Title: Pediatric Rheumatology – Clinical Poster III

Session Type: Poster Session C

Session Time: 10:30AM-12:30PM

Background/Purpose: Our aim is to explore whether clinical features and long-term outcomes depend on autoantibodies in juvenile- and adult-onset systemic sclerosis (SSc), since they were not fully elucidated.

Methods: Autoantibodies, clinical characteristics, and cumulative survival rates for a maximum of 20 years were retrospectively analyzed in data from the Kyoto University Registry (juvenile-SSc [under 18 years old], n=17; adult-SSc, n=487) by Mann-Whitney U test, Fisher exact test, log-rank test, disease duration adjusted Cox proportional hazard analyses.

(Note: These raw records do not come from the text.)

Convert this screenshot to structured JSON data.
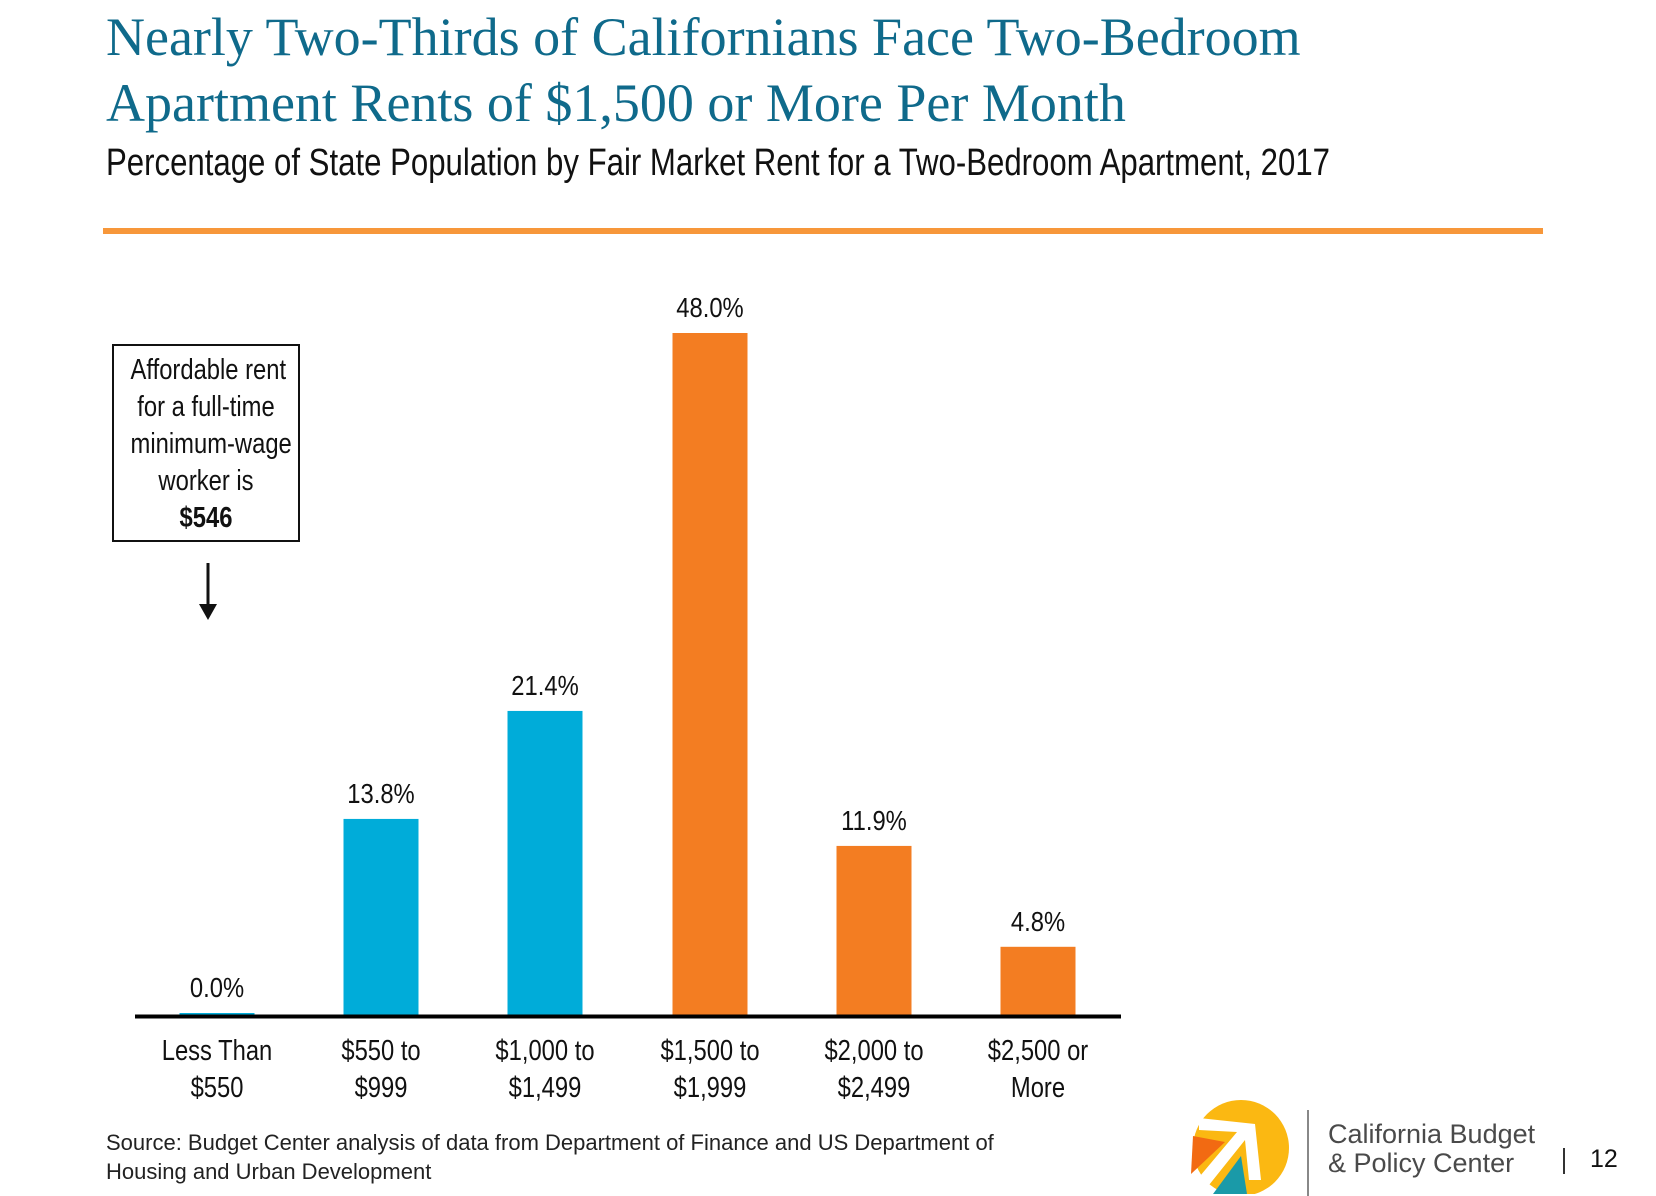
{
  "header": {
    "title_line1": "Nearly Two-Thirds of Californians Face Two-Bedroom",
    "title_line2": "Apartment Rents of $1,500 or More Per Month",
    "subtitle": "Percentage of State Population by Fair Market Rent for a Two-Bedroom Apartment, 2017"
  },
  "callout": {
    "lines": [
      "Affordable rent",
      "for a full-time",
      "minimum-wage",
      "worker is"
    ],
    "amount": "$546",
    "arrow_icon": "down-arrow-icon"
  },
  "chart_data": {
    "type": "bar",
    "title": "Percentage of State Population by Fair Market Rent for a Two-Bedroom Apartment, 2017",
    "xlabel": "",
    "ylabel": "",
    "ylim": [
      0,
      48
    ],
    "grid": false,
    "categories": [
      [
        "Less Than",
        "$550"
      ],
      [
        "$550 to",
        "$999"
      ],
      [
        "$1,000 to",
        "$1,499"
      ],
      [
        "$1,500 to",
        "$1,999"
      ],
      [
        "$2,000 to",
        "$2,499"
      ],
      [
        "$2,500 or",
        "More"
      ]
    ],
    "values": [
      0.0,
      13.8,
      21.4,
      48.0,
      11.9,
      4.8
    ],
    "data_labels": [
      "0.0%",
      "13.8%",
      "21.4%",
      "48.0%",
      "11.9%",
      "4.8%"
    ],
    "colors": [
      "#00acd9",
      "#00acd9",
      "#00acd9",
      "#f37d22",
      "#f37d22",
      "#f37d22"
    ],
    "annotation": "Affordable rent for a full-time minimum-wage worker is $546"
  },
  "footer": {
    "source_line1": "Source: Budget Center analysis of data from Department of Finance and US Department of",
    "source_line2": "Housing and Urban Development",
    "org_line1": "California Budget",
    "org_line2": "& Policy Center",
    "page_number": "12"
  },
  "colors": {
    "title": "#0f6a8b",
    "rule": "#f7973a",
    "affordable_bar": "#00acd9",
    "unaffordable_bar": "#f37d22",
    "logo_yellow": "#fbb812",
    "logo_orange": "#f26a12",
    "logo_teal": "#1a9aa8"
  }
}
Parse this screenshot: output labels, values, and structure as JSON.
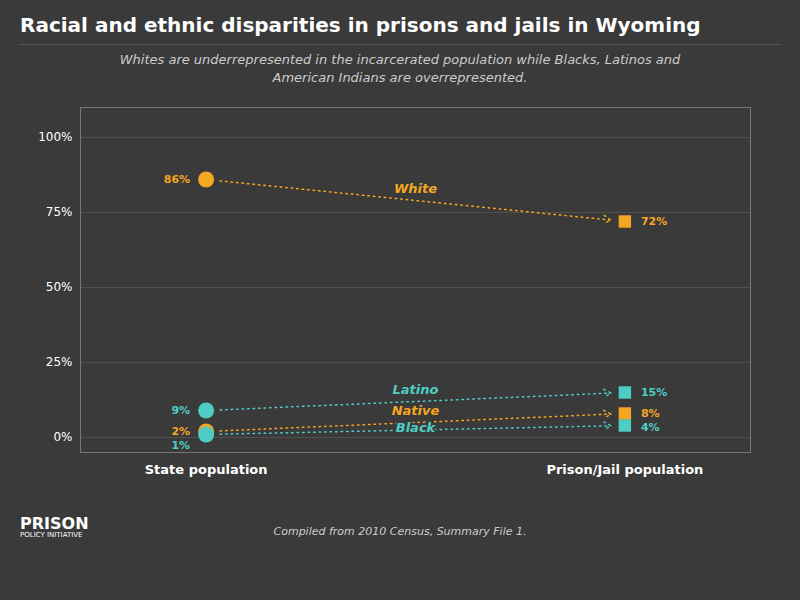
{
  "chart_data": {
    "type": "slope",
    "title": "Racial and ethnic disparities in prisons and jails in Wyoming",
    "subtitle": "Whites are underrepresented in the incarcerated population while Blacks, Latinos and\nAmerican Indians are overrepresented.",
    "footer": "Compiled from 2010 Census, Summary File 1.",
    "annotations": [
      "PRISON",
      "POLICY INITIATIVE"
    ],
    "categories": [
      "State population",
      "Prison/Jail population"
    ],
    "series": [
      {
        "name": "White",
        "color": "#f5a623",
        "values": [
          86,
          72
        ],
        "value_labels": [
          "86%",
          "72%"
        ],
        "line_style": "dotted"
      },
      {
        "name": "Latino",
        "color": "#4ecdc4",
        "values": [
          9,
          15
        ],
        "value_labels": [
          "9%",
          "15%"
        ],
        "line_style": "dotted"
      },
      {
        "name": "Native",
        "color": "#f5a623",
        "values": [
          2,
          8
        ],
        "value_labels": [
          "2%",
          "8%"
        ],
        "line_style": "dotted"
      },
      {
        "name": "Black",
        "color": "#4ecdc4",
        "values": [
          1,
          4
        ],
        "value_labels": [
          "1%",
          "4%"
        ],
        "line_style": "dotted"
      }
    ],
    "ylim": [
      -5,
      110
    ],
    "yticks": [
      {
        "value": 0,
        "label": "0%"
      },
      {
        "value": 25,
        "label": "25%"
      },
      {
        "value": 50,
        "label": "50%"
      },
      {
        "value": 75,
        "label": "75%"
      },
      {
        "value": 100,
        "label": "100%"
      }
    ],
    "grid": true,
    "data_labels": true
  }
}
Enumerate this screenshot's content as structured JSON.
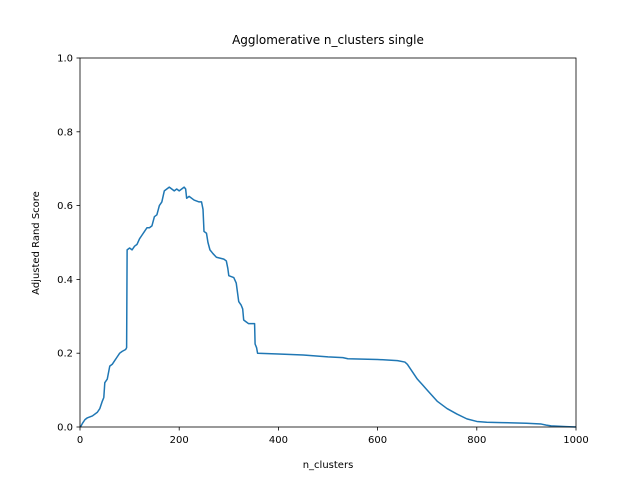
{
  "chart_data": {
    "type": "line",
    "title": "Agglomerative n_clusters single",
    "xlabel": "n_clusters",
    "ylabel": "Adjusted Rand Score",
    "xlim": [
      0,
      1000
    ],
    "ylim": [
      0,
      1
    ],
    "xticks": [
      0,
      200,
      400,
      600,
      800,
      1000
    ],
    "yticks": [
      {
        "value": 0,
        "label": "0.0"
      },
      {
        "value": 0.2,
        "label": "0.2"
      },
      {
        "value": 0.4,
        "label": "0.4"
      },
      {
        "value": 0.6,
        "label": "0.6"
      },
      {
        "value": 0.8,
        "label": "0.8"
      },
      {
        "value": 1,
        "label": "1.0"
      }
    ],
    "grid": false,
    "x": [
      1,
      5,
      10,
      15,
      25,
      35,
      40,
      45,
      48,
      50,
      55,
      60,
      65,
      70,
      75,
      80,
      85,
      92,
      94,
      95,
      100,
      105,
      110,
      115,
      120,
      125,
      130,
      135,
      140,
      145,
      150,
      155,
      160,
      165,
      170,
      175,
      180,
      185,
      190,
      195,
      200,
      205,
      210,
      213,
      215,
      220,
      230,
      240,
      245,
      248,
      250,
      255,
      258,
      262,
      268,
      275,
      290,
      295,
      298,
      300,
      310,
      315,
      320,
      325,
      328,
      330,
      335,
      340,
      352,
      353,
      356,
      358,
      400,
      450,
      500,
      530,
      540,
      600,
      640,
      655,
      660,
      670,
      680,
      690,
      700,
      710,
      720,
      740,
      760,
      780,
      800,
      820,
      850,
      900,
      930,
      940,
      950,
      980,
      1000
    ],
    "series": [
      {
        "name": "Adjusted Rand Score",
        "color": "#1f77b4",
        "values": [
          0.0,
          0.01,
          0.02,
          0.025,
          0.03,
          0.04,
          0.05,
          0.07,
          0.08,
          0.12,
          0.13,
          0.165,
          0.17,
          0.18,
          0.19,
          0.2,
          0.205,
          0.21,
          0.215,
          0.48,
          0.485,
          0.48,
          0.49,
          0.495,
          0.51,
          0.52,
          0.53,
          0.54,
          0.54,
          0.545,
          0.57,
          0.575,
          0.6,
          0.61,
          0.64,
          0.645,
          0.65,
          0.645,
          0.64,
          0.645,
          0.64,
          0.645,
          0.65,
          0.645,
          0.62,
          0.625,
          0.615,
          0.61,
          0.61,
          0.59,
          0.53,
          0.525,
          0.5,
          0.48,
          0.47,
          0.46,
          0.455,
          0.45,
          0.43,
          0.41,
          0.405,
          0.39,
          0.34,
          0.33,
          0.32,
          0.29,
          0.285,
          0.28,
          0.28,
          0.225,
          0.215,
          0.2,
          0.198,
          0.195,
          0.19,
          0.188,
          0.185,
          0.183,
          0.18,
          0.176,
          0.17,
          0.15,
          0.13,
          0.115,
          0.1,
          0.085,
          0.07,
          0.05,
          0.035,
          0.022,
          0.015,
          0.013,
          0.012,
          0.01,
          0.008,
          0.005,
          0.003,
          0.001,
          0.0
        ]
      }
    ]
  }
}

Results: The onset age was 14.9±3.8 years old for juvenile-SSc and 54.5±13.9 years old for adult-SSc. Higher levels of modified Rodnan Skin Score (mRSS) (juvenile-SSc vs. adult-SSc, 23.8±12.7 vs. 14.5±8.06, p=0.004) and higher frequencies of diffuse cutaneous SSc (88% vs. 48%, p=0.0001) and ileus (18% vs. 3%, p=0.02) were observed in juvenile-SSc compared to adult-SSc (Figure 1). In juvenile-SSc, anti-topoisomerase-I was the most frequent and followed by anti-centromere: autoantibodies were detected as anti-topoisomerase-I (juvenile-SSc vs. adult-SSc, 75% vs. 26%), anti-centromere (24% vs. 54%), and anti-RNA polymerase-III (RNAP-III, 0% vs. 12%). Diffuse cutaneous SSc and multi-organ involvement were observed in anti-topoisomerase-I compared to anti-centromere in both juvenile-SSc and adult-SSc. Furthermore, anti-RNAP-III in adult-SSc was associated with a higher incidence of scleroderma renal crisis (SRC, 18%) compared to anti-topoisomerase-I and anti-centromere.

Treatments were not different between juvenile-SSc and adult-SSc: glucocorticoid (juvenile-SSc vs. adult-SSc, 29% vs. 21%, p=0.39), and immunosuppressants (21% vs. 28%, p=0.76). A total of 41 patients died during 20 years, including 1 juvenile patient with anti-topoisomerase-I. Causes of death were scleroderma-related (51%), malignancy (27%), infection (10%), and others (12%). Cumulative survival rates by Kaplan-Meier curve were not different between juvenile-SSc (92%) and adult-SSc (87%) (p=0.36 by log-rank test) (Figure 2A). Cumulative survival classified by autoantibodies were not different significantly: anti-centromere (89.6%), anti-topoisomerase-I (89.4%), other (82.6%), and anti-RNAP-III (63.9%) (Figure 2B). There were no significant differences between juvenile-SSc and adult-SSc when they were classified by anti-centromere or anti-topoisomerase-I (Figure 2C, 2D). By cox proportional hazard analyses for death, onset age (hazard ratios: 1.062, 95% confidence interval: 1.034-1.091), pulmonary hypertension (2.02, 1.01-4.05), SRC (14.9, 6.01-37.0), ileus (3.37, 1.31-8.64), necrosis (3.65, 1.52-8.77), and glucocorticoid use (2.52, 1.56-4.07) were associated with death (Table 1). In contrast, hazard ratios of autoantibodies for death were not significant.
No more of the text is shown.